Anthropogenic global warming has become a major geological and environmental force driving drastic changes in natural ecosystems. Due to the high thermal conductivity of water and the effects of temperature on metabolic processes, freshwater ecosystems are among the most impacted by these changes. The ability to tolerate changes in temperature may determine species long-term survival and fitness. Therefore, it is critical to identify coping mechanisms to thermal and hyper-thermal stress in aquatic organisms. A central regulatory element compensating for changes in oxygen supply and ambient temperature is the respiratory protein haemoglobin (Hb).
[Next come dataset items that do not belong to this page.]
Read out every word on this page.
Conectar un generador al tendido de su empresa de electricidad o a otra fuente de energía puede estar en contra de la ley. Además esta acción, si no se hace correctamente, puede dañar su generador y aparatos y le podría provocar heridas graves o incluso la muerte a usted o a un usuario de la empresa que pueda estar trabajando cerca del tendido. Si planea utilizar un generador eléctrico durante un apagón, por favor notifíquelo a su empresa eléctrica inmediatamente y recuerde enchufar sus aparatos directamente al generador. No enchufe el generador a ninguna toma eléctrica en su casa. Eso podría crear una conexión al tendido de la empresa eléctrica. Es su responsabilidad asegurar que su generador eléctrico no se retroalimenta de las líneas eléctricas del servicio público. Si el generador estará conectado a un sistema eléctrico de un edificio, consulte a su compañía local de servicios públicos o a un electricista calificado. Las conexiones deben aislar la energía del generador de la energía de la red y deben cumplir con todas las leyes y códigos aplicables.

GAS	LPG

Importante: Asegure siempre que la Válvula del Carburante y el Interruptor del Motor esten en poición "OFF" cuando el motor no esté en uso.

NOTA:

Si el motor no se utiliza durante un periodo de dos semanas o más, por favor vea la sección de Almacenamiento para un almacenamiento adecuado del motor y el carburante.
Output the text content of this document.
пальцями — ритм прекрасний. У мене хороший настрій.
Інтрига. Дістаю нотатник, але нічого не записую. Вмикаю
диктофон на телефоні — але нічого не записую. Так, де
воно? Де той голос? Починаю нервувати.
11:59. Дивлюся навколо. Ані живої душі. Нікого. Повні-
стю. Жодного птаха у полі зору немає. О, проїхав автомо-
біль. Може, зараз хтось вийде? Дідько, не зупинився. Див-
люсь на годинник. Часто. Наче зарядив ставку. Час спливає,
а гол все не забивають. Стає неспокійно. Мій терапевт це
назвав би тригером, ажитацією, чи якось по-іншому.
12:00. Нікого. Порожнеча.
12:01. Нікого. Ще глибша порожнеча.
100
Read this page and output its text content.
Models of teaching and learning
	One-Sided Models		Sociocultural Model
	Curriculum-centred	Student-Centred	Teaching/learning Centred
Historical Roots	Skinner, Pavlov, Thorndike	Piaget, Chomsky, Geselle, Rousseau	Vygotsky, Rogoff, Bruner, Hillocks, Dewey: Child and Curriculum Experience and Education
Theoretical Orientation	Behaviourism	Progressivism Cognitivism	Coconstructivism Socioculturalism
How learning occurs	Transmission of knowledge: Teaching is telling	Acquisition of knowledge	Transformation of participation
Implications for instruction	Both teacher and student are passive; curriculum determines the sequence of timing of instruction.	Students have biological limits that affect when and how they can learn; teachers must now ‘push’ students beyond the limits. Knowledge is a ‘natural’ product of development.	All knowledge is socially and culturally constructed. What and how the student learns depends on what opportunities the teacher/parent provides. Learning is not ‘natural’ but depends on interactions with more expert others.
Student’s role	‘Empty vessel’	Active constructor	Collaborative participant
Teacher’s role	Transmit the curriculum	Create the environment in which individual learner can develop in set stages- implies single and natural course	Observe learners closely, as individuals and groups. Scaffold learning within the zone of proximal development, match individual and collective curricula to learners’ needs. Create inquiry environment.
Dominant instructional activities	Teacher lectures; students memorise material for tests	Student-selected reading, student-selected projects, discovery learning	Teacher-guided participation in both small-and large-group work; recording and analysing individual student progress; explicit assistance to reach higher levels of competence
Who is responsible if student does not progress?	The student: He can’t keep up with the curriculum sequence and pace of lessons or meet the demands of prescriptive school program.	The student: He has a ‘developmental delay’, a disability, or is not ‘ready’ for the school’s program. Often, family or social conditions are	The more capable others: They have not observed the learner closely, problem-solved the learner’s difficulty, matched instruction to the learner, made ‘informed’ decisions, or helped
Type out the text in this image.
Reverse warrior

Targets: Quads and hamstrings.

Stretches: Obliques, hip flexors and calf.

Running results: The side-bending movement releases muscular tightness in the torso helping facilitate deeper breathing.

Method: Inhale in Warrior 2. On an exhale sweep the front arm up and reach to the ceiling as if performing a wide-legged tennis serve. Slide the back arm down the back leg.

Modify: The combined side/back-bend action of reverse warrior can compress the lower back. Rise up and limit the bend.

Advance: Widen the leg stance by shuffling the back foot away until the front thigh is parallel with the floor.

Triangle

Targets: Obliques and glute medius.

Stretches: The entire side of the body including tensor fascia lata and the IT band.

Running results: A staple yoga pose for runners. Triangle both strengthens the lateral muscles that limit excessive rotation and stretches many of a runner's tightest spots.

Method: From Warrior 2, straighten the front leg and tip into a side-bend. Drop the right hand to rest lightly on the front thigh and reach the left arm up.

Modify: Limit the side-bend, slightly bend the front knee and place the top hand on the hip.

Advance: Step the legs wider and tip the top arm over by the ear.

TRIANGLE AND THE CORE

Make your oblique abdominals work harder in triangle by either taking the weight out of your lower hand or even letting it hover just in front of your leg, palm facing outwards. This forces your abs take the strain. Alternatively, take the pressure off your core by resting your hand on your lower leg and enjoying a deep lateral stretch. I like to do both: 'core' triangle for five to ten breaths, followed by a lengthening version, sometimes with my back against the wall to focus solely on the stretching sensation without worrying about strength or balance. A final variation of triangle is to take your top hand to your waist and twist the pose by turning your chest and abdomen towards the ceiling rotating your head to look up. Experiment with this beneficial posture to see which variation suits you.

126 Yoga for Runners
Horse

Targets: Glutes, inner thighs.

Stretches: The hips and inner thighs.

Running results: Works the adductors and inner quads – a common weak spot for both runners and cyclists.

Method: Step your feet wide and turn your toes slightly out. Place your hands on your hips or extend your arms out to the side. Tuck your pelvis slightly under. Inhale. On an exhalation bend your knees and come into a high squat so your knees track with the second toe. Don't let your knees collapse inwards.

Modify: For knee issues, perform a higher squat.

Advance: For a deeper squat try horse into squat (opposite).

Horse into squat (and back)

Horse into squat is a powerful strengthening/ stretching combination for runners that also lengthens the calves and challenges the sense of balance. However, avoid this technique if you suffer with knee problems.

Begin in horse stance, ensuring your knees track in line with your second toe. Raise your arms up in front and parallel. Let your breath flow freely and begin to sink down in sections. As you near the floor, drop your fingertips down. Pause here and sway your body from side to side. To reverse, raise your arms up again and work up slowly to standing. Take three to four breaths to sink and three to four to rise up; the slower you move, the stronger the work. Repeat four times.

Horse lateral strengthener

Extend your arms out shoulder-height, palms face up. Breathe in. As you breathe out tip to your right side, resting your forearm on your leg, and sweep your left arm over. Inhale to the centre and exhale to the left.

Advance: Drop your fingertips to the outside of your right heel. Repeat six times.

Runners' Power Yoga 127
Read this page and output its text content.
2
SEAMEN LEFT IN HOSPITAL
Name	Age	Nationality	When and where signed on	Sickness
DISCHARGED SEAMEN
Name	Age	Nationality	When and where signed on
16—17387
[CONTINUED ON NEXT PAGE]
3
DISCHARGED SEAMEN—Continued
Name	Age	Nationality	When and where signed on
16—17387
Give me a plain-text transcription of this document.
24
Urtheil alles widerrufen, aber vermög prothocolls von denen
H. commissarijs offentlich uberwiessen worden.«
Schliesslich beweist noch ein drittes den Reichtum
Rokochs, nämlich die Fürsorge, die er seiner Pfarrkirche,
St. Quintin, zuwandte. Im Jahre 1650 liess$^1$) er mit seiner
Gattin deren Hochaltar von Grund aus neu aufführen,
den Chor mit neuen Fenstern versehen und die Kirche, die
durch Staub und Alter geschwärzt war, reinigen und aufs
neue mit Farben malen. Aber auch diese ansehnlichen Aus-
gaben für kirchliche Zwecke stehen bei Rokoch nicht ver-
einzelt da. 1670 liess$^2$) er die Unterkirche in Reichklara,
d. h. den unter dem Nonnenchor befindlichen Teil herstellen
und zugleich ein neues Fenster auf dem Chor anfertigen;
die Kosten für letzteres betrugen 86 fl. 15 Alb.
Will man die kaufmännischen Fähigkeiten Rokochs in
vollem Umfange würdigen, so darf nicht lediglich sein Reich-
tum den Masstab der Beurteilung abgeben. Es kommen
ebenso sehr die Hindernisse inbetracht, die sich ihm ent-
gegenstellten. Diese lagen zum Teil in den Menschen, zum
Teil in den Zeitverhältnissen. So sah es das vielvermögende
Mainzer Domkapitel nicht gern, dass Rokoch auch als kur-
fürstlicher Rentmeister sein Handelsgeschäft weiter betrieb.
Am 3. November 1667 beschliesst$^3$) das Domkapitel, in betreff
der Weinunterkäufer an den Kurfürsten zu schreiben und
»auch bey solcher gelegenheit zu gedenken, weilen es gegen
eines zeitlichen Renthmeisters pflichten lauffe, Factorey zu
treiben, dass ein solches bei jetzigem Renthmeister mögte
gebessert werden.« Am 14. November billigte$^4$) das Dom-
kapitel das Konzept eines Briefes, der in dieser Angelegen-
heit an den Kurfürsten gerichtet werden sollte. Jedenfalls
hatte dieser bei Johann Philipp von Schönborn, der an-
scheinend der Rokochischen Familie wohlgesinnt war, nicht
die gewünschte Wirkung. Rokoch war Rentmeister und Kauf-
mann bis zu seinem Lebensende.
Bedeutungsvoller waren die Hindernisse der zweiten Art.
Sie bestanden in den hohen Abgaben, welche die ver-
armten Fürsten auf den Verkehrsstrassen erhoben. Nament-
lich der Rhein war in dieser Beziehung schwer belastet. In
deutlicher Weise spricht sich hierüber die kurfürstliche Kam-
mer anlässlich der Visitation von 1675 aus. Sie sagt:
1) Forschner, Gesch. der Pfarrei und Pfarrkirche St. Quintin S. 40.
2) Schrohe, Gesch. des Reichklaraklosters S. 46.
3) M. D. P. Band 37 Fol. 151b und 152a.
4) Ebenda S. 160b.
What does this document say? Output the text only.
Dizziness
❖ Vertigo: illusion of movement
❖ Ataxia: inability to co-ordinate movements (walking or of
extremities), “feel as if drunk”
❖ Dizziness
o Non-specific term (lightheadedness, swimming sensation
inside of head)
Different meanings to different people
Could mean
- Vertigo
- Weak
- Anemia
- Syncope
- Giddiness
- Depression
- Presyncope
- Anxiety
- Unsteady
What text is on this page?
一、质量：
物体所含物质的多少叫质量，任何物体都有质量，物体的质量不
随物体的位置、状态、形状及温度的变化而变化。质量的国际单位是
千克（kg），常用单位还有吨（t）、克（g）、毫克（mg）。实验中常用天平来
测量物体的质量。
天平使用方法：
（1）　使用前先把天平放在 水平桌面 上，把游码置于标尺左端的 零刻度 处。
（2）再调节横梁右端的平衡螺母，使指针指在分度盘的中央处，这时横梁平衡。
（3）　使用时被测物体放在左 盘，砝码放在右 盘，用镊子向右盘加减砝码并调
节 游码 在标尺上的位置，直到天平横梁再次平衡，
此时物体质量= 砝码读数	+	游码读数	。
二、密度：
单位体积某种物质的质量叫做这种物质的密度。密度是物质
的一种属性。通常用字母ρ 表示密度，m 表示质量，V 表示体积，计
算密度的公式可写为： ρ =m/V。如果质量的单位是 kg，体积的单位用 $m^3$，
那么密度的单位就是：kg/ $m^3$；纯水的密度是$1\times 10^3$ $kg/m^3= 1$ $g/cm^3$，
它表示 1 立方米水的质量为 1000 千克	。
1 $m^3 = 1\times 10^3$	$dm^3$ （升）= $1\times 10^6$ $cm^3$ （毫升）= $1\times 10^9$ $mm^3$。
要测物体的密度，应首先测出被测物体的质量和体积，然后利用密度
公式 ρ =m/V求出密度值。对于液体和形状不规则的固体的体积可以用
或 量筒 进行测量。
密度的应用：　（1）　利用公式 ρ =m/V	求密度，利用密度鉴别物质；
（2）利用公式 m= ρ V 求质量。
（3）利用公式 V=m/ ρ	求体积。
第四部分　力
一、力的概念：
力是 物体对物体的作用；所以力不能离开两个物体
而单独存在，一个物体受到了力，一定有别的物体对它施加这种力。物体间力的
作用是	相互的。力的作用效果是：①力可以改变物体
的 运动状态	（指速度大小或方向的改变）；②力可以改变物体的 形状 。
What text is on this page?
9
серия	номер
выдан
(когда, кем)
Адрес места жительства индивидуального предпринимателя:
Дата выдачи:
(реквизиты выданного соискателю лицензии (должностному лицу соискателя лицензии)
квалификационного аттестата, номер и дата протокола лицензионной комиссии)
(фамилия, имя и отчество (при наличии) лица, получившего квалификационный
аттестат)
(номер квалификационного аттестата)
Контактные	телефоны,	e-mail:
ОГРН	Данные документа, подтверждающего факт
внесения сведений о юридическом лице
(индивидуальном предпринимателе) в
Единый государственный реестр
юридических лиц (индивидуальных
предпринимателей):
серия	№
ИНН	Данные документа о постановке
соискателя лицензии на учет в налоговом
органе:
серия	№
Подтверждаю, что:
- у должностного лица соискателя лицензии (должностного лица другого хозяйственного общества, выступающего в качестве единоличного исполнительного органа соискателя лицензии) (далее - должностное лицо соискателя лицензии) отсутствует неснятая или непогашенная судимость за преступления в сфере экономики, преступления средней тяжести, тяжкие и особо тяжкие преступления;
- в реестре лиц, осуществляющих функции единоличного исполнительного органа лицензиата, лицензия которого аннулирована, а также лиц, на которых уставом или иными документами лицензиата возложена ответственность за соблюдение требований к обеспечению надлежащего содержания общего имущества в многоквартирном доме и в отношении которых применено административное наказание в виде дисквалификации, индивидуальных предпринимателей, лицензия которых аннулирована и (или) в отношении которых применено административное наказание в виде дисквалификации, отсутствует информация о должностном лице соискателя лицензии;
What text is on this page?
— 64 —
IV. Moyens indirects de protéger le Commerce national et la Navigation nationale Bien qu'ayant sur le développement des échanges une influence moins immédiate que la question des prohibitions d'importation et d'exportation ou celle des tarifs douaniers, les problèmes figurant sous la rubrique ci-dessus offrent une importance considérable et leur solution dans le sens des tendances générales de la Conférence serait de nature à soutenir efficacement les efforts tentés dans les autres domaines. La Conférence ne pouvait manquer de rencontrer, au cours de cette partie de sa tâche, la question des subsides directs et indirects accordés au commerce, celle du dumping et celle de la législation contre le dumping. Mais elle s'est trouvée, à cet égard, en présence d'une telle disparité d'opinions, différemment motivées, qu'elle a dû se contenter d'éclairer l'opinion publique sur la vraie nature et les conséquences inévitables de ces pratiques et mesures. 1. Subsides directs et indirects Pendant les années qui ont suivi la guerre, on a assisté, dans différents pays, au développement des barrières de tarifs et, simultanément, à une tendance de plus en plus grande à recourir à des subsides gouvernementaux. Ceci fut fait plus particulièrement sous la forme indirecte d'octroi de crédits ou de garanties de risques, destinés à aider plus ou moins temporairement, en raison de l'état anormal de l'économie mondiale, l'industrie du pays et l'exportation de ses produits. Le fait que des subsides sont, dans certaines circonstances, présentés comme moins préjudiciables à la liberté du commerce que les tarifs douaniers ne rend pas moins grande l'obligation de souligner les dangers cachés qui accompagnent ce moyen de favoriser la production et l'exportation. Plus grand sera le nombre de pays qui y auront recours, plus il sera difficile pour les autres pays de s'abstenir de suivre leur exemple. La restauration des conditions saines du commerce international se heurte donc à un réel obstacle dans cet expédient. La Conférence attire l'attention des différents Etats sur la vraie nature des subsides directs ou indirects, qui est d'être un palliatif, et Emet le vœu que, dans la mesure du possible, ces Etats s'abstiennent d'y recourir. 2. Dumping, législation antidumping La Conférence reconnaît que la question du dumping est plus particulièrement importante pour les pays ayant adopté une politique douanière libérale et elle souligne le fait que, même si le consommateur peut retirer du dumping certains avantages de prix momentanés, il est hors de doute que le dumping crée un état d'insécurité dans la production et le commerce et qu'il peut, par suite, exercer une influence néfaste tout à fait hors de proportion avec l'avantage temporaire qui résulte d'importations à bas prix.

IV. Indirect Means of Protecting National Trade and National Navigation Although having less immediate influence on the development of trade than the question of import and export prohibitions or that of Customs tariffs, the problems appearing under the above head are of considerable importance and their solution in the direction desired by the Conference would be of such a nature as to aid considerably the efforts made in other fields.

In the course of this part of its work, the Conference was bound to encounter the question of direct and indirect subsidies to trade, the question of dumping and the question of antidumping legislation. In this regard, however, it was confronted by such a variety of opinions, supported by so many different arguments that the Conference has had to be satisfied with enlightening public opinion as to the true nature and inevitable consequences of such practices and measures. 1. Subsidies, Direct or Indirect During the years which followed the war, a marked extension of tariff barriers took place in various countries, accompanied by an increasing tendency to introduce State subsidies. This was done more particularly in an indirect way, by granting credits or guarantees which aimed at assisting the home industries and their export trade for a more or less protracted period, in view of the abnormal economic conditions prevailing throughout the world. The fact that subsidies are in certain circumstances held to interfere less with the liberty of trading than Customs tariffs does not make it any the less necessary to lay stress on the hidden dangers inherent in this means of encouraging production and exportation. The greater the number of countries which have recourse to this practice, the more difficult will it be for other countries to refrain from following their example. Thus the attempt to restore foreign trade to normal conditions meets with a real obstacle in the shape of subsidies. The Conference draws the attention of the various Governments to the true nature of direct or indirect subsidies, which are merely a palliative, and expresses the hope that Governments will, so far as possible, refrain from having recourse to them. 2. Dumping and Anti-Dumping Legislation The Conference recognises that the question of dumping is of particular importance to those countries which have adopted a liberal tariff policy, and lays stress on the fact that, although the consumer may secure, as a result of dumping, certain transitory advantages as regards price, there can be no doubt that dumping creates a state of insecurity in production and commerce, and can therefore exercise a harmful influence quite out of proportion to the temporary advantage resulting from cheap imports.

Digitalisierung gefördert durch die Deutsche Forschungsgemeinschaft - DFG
Here, we quantify haemoglobin (Hb) plastic and evolutionary response in D. magna (sub)populations resurrected from the sedimentary archive of a lake with known history of increase in average temperature and recurrence of heat waves. By measuring constitutive changes in crude Hb protein content among (sub)populations we assessed evolution of the haemoglobin gene family in response to temperature increase. To quantify the contribution of plasticity in the response of this gene family to hyper-thermal stress, we quantified changes in Hb content in all (sub)populations under hyper-thermal stress as compared to non-stressful temperature. Further, we tested competitive abilities of genotypes as a function of their Hb content, constitutive and induced. We found that haemoglobin (Hb)-rich genotypes have superior competitive abilities as compared to Hb-poor genotypes under hyper-thermal stress after a period of acclimation. These findings suggest that whereas long-term adjustment to higher occurrence of heat waves may require a combination of plasticity and genetic adaptation, plasticity is most likely the coping mechanism to hyper-thermal stress in the short term. Our study suggests that with higher occurrence of heat waves Hb-rich genotypes may be favoured with potential long-term impact on population genetic diversity

人为全球变暖已成为驱动自然生态系统发生剧烈变化的关键地质与环境营力。由于水体热导率较高，且温度会对代谢过程产生影响，淡水生态系统是受此类变化影响最显著的生态系统之一。物种耐受温度波动的能力，或决定其长期存活与适合度。因此，探明水生生物应对热胁迫与极端高温胁迫的适应机制，具有重要研究价值。呼吸蛋白血红蛋白（haemoglobin, Hb）是补偿氧气供应与环境温度变化的核心调控因子。本研究对从某已知年均温上升、热浪频发的湖泊沉积物档案中复活的大型溞（D. magna）亚种群的血红蛋白可塑性响应与进化响应进行了定量分析。通过测定各亚种群中粗制Hb蛋白含量的组成型变化，我们评估了血红蛋白基因家族在温度升高胁迫下的进化模式。为量化该基因家族的可塑性响应在应对极端高温胁迫时的贡献，我们分别测定了所有亚种群在极端高温胁迫与非胁迫温度条件下的Hb含量变化并进行对比。此外，我们还根据基因型的组成型与诱导型Hb含量，检测了其竞争能力。研究发现，在经过一段时期的适应性驯化后，极端高温胁迫下富含Hb的基因型的竞争能力显著优于Hb含量较低的基因型。本研究结果表明，若要长期适应热浪频发的环境，可能需要结合表型可塑性与遗传适应两种策略；但从短期来看，表型可塑性极有可能是应对极端高温胁迫的主要适应机制。本研究表明，随着热浪发生频率的升高，富含Hb的基因型将更具生存优势，这可能会对种群的遗传多样性产生潜在的长期影响。